One possible solution is the use of symbolic or mathematical models in the design of the hull and keel. Lethcer, et. al. (1987) describe how various mathematical models were employed in the design of Stars and Stripes. The mathematical model uses parameters which allow one to change the shape of the simulated hull and keel by setting the values of the parameters to particular numbers. That is, a mathematical model of a hull and keel shape does not describe a particular shape, but a large number of possible shapes. When the parameters of the mathematical model of the hull shape are set to particular numbers, one of the possible hull shapes is specified. By sailing the simulated hull shape through simulated water, and measuring the simulated time it takes, the potential speed of a hull shape may be evaluated.

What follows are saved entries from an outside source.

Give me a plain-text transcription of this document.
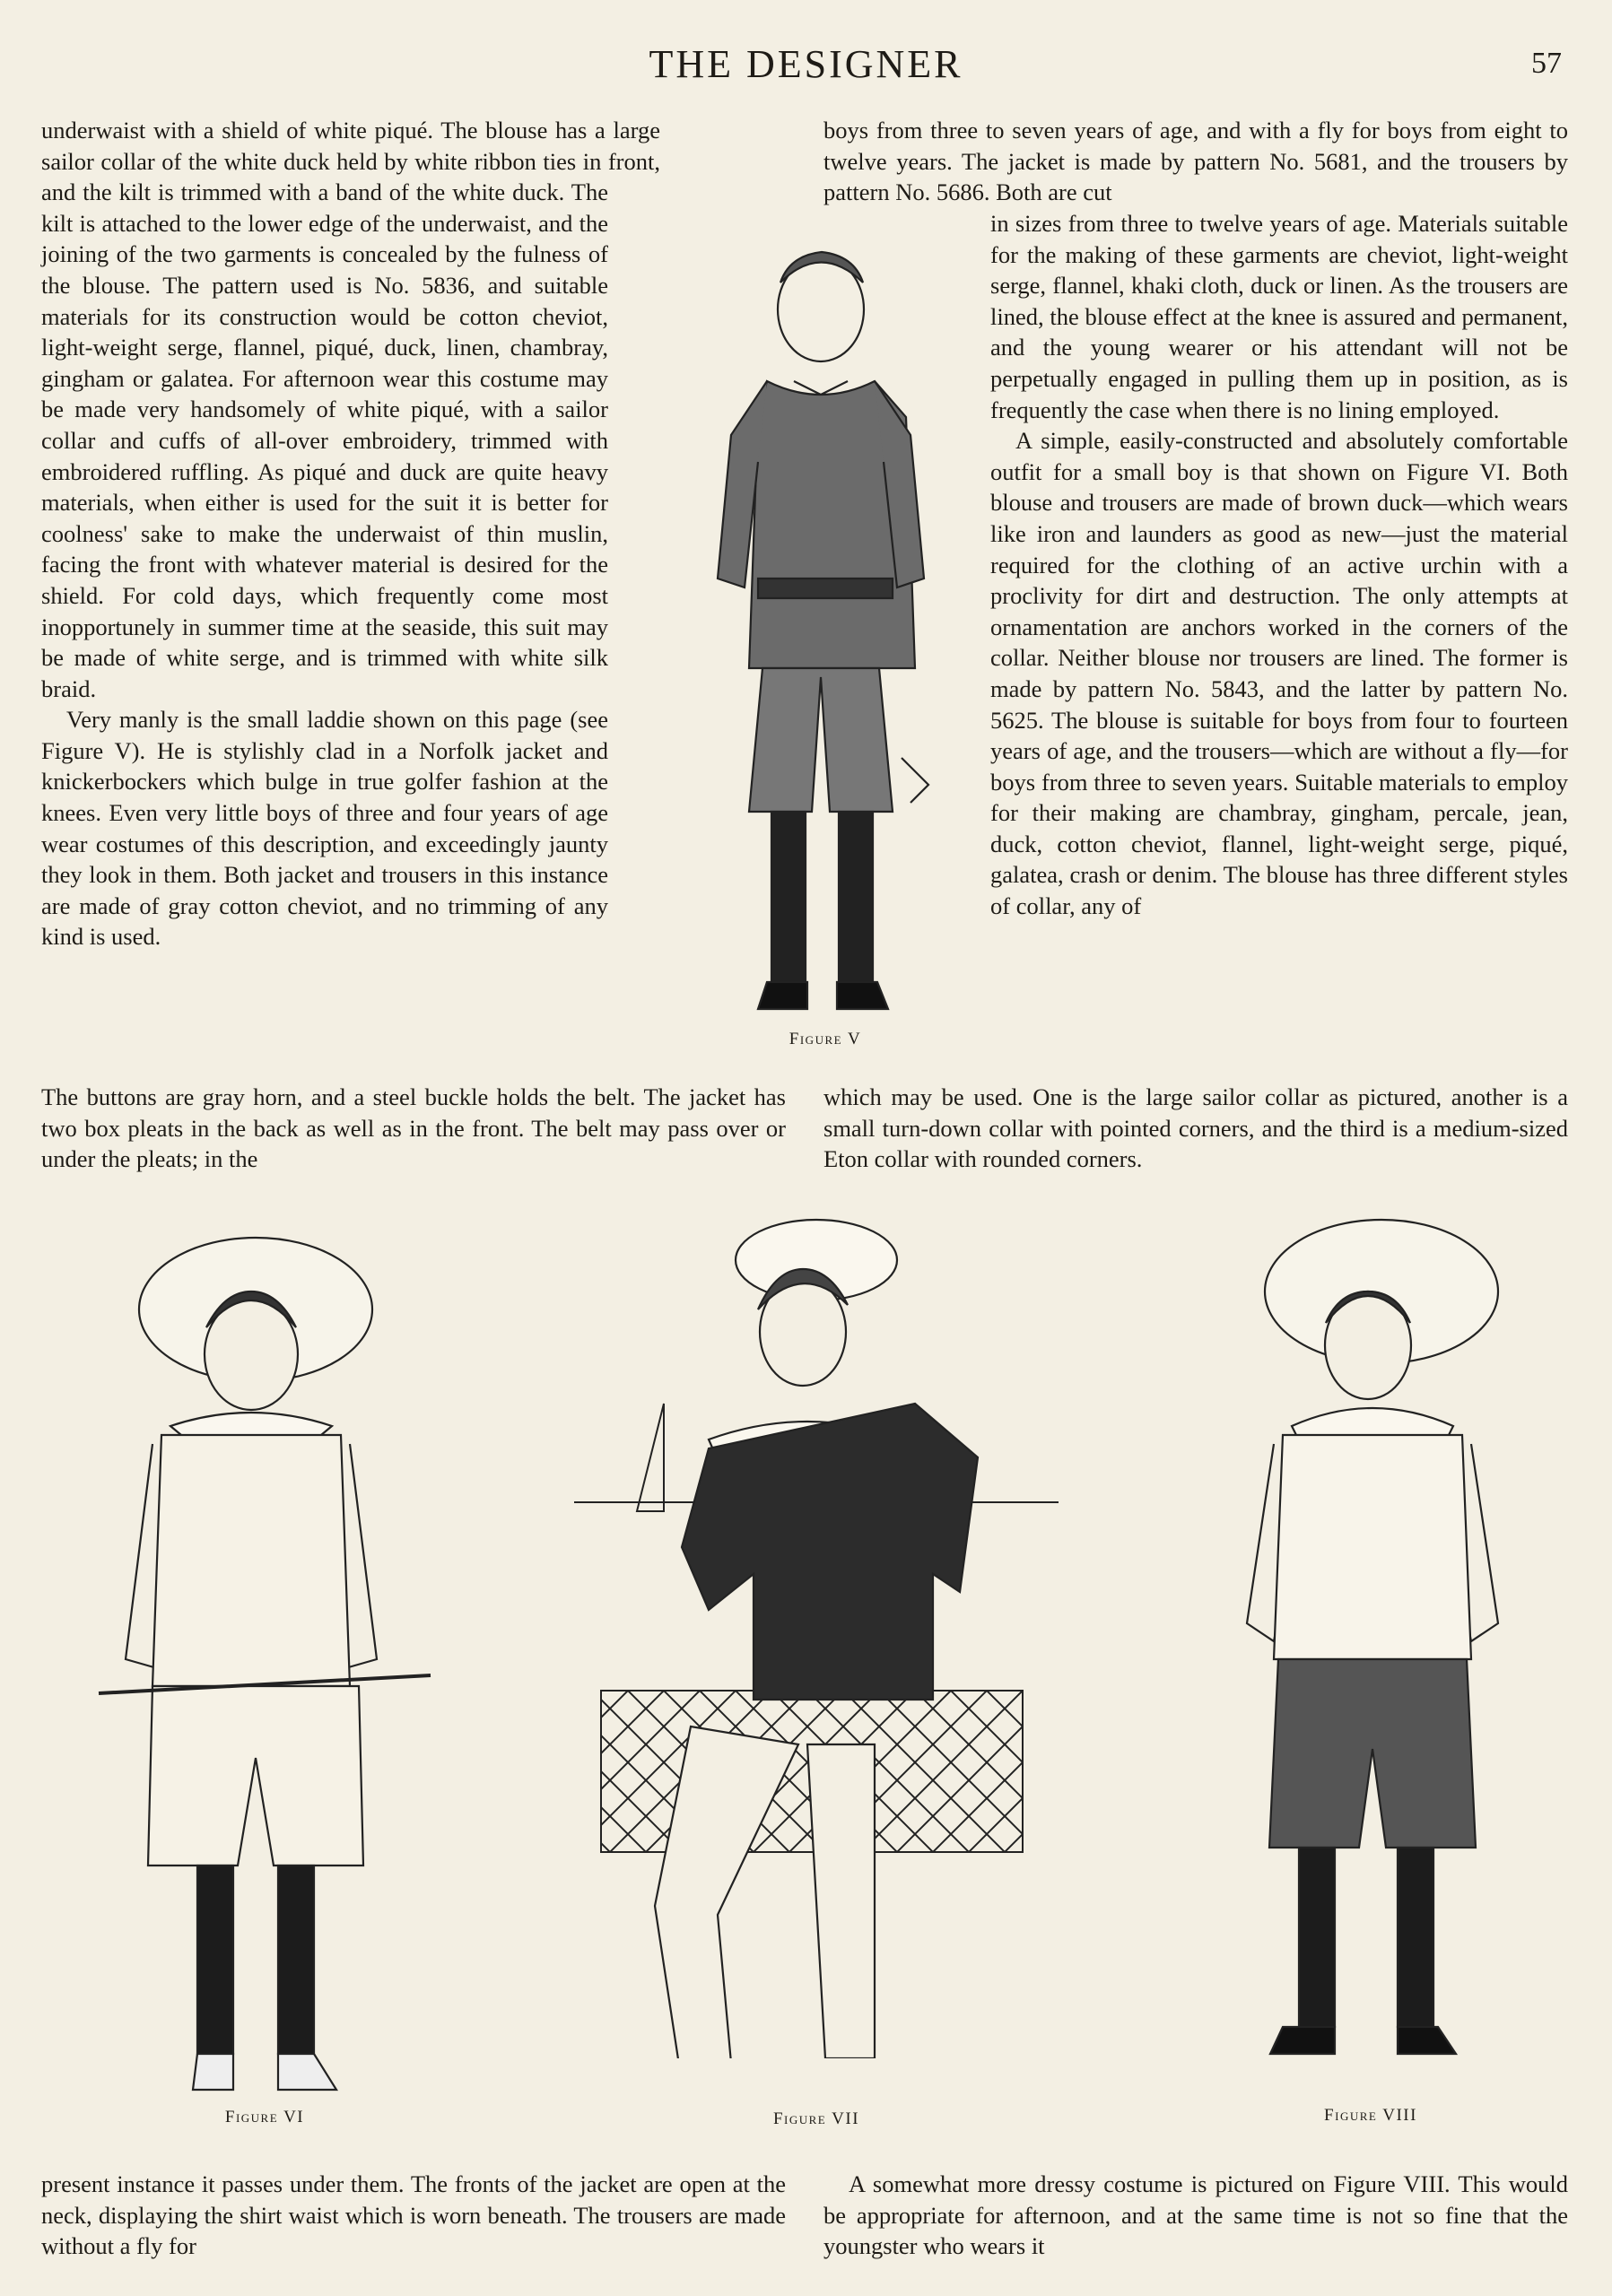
THE DESIGNER	57

underwaist with a shield of white piqué. The blouse has a large sailor collar of the white duck held by white ribbon ties in front, and the kilt is trimmed with a band of the white duck. The kilt is attached to the lower edge of the underwaist, and the joining of the two garments is concealed by the fulness of the blouse. The pattern used is No. 5836, and suitable materials for its construction would be cotton cheviot, light-weight serge, flannel, piqué, duck, linen, chambray, gingham or galatea. For afternoon wear this costume may be made very handsomely of white piqué, with a sailor collar and cuffs of all-over embroidery, trimmed with embroidered ruffling. As piqué and duck are quite heavy materials, when either is used for the suit it is better for coolness' sake to make the underwaist of thin muslin, facing the front with whatever material is desired for the shield. For cold days, which frequently come most inopportunely in summer time at the seaside, this suit may be made of white serge, and is trimmed with white silk braid.

Very manly is the small laddie shown on this page (see Figure V). He is stylishly clad in a Norfolk jacket and knickerbockers which bulge in true golfer fashion at the knees. Even very little boys of three and four years of age wear costumes of this description, and exceedingly jaunty they look in them. Both jacket and trousers in this instance are made of gray cotton cheviot, and no trimming of any kind is used.

The buttons are gray horn, and a steel buckle holds the belt. The jacket has two box pleats in the back as well as in the front. The belt may pass over or under the pleats; in the
boys from three to seven years of age, and with a fly for boys from eight to twelve years. The jacket is made by pattern No. 5681, and the trousers by pattern No. 5686. Both are cut

in sizes from three to twelve years of age. Materials suitable for the making of these garments are cheviot, light-weight serge, flannel, khaki cloth, duck or linen. As the trousers are lined, the blouse effect at the knee is assured and permanent, and the young wearer or his attendant will not be perpetually engaged in pulling them up in position, as is frequently the case when there is no lining employed.

A simple, easily-constructed and absolutely comfortable outfit for a small boy is that shown on Figure VI. Both blouse and trousers are made of brown duck—which wears like iron and launders as good as new—just the material required for the clothing of an active urchin with a proclivity for dirt and destruction. The only attempts at ornamentation are anchors worked in the corners of the collar. Neither blouse nor trousers are lined. The former is made by pattern No. 5843, and the latter by pattern No. 5625. The blouse is suitable for boys from four to fourteen years of age, and the trousers—which are without a fly—for boys from three to seven years. Suitable materials to employ for their making are chambray, gingham, percale, jean, duck, cotton cheviot, flannel, light-weight serge, piqué, galatea, crash or denim. The blouse has three different styles of collar, any of

which may be used. One is the large sailor collar as pictured, another is a small turn-down collar with pointed corners, and the third is a medium-sized Eton collar with rounded corners.
Figure V
Figure VI	Figure VII	Figure VIII
present instance it passes under them. The fronts of the jacket are open at the neck, displaying the shirt waist which is worn beneath. The trousers are made without a fly for
A somewhat more dressy costume is pictured on Figure VIII. This would be appropriate for afternoon, and at the same time is not so fine that the youngster who wears it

The advantage of creating a symbolic model over a physical model is that many more shapes may be assessed. By turning a computer on and letting it run all night, hundreds of shapes may be tested. It is sometimes possible to use mathematical techniques to find an optimal model, one that guarantees that within the modeling framework, no other hull shape will be faster. However, if the model does not include the possibility of a winged keel, it will never be discovered.
Suppose that these techniques are employed, and the yacht is built, but it still does not win. It may be that not enough of the real world was represented in the symbolic model. Perhaps the simulated hull must travel at an angle to the water and sail through waves. Capturing these conditions makes the model more complex, but are necessary if the model is going to be useful.
In building Stars and Stripes, all the above modeling techniques were employed (Lethcer et. al., 1987). After initial computer simulation, a one-third scale model was constructed to work out the details of the design. The result of the model-building design process is history.
In conclusion, the scientific method of model-building is a very powerful tool in knowing and dealing with the world. The main advantage of the process is that model may be manipulated where it is often difficult or impossible to manipulate the real world. Because manipulation is the key to the process, symbolic models have advantages over physical models.